URL: https://www.earlydancecircle.co.uk/wp-content/uploads/2023/09/2016-Kimiko-Okamoto-Phrasal-Correlations-between-Dance-and-Music-in-Early-Eighteenth-Century-France.pdf


Abstract:
The accordance of dance and music in the Beauchamps-Feuillet repertoire is often taken for granted, but some scholars and practitioners have pointed out occasional counter-rhythms and counter-phrasings between the two arts. Even when dance and music constitute the same phrasal structure, the degree of the two arts’ accordance is hardly universal. In her analysis of Pécour’s choreography, Anne Witherell concluded that Pécour ‘consciously’ avoids mirroring striking musical gestures (Louis Pécour’s 1700 Recueil de dances, 1981: 204-205). In some of his dances it is indeed the case yet in some others Pécour meticulously follows irregular musical phrases. In this paper I will focus on the phrasal relationships of dance and music, and illustrate the variety of correlations between the two arts through visual demonstrations, taking examples from notated dances by Pécour, who was the most prolific choreographer of the period.

Firstly, I shall define the ‘choreographic phrase’. Whereas musical phrases are mostly discernible based on contemporary harmonic theory by Jean-Philip Rameau as well as the natural diction, the choreographic phrase is an equivocal notion as was not theorised at the time and a modern definition has not been established. I will take the completion of a floor pattern and directional changes of the dancer[s] into account in addition to the step arrangement; the last is usually the sole factor to define the choreographic phrase among the scholars specialising this period today.

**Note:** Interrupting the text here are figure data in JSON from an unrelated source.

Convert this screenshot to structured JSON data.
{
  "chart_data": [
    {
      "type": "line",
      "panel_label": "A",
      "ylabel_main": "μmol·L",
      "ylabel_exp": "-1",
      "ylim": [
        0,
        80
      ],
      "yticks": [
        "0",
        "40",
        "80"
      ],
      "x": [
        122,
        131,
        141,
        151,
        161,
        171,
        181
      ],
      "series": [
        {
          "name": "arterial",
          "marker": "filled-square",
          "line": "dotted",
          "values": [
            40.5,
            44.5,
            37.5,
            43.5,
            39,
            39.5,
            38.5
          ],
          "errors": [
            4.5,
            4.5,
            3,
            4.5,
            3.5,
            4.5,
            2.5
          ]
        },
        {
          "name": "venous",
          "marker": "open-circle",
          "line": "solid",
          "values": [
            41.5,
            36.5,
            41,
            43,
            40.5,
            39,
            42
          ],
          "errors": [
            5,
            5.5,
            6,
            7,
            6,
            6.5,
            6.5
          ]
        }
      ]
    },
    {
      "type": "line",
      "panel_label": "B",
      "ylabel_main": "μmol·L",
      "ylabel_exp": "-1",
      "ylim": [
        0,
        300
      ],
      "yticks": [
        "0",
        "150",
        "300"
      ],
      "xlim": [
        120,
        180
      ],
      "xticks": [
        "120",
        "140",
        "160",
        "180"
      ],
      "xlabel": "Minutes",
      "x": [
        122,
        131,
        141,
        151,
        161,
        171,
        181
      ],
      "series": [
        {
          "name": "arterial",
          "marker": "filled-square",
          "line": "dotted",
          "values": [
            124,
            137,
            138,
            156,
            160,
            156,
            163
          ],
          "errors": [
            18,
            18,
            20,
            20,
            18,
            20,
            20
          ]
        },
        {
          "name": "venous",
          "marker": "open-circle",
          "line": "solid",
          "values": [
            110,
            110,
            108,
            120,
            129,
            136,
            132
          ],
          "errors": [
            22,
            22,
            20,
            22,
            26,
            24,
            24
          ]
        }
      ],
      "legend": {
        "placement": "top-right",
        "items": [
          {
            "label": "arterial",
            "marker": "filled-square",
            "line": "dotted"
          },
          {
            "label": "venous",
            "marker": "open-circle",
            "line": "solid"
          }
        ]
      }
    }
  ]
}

When a choreographic phrase discords with its musical counterpart, I will explore the implication of the conflict. As classical compositions were to represent Neoplatonic harmony, all Pécour dances retrieve concordance of the two media before ending, and the process from discord to concord forms an abstract narrative. In other words, the achievement of the intermedia harmony can thus create an abstract plot, regardless of whether the dance is for the ball or part of a large dramatic composition. Both conflict and harmony of the intermedia relationship was meaningful under the aesthetics of French classicism.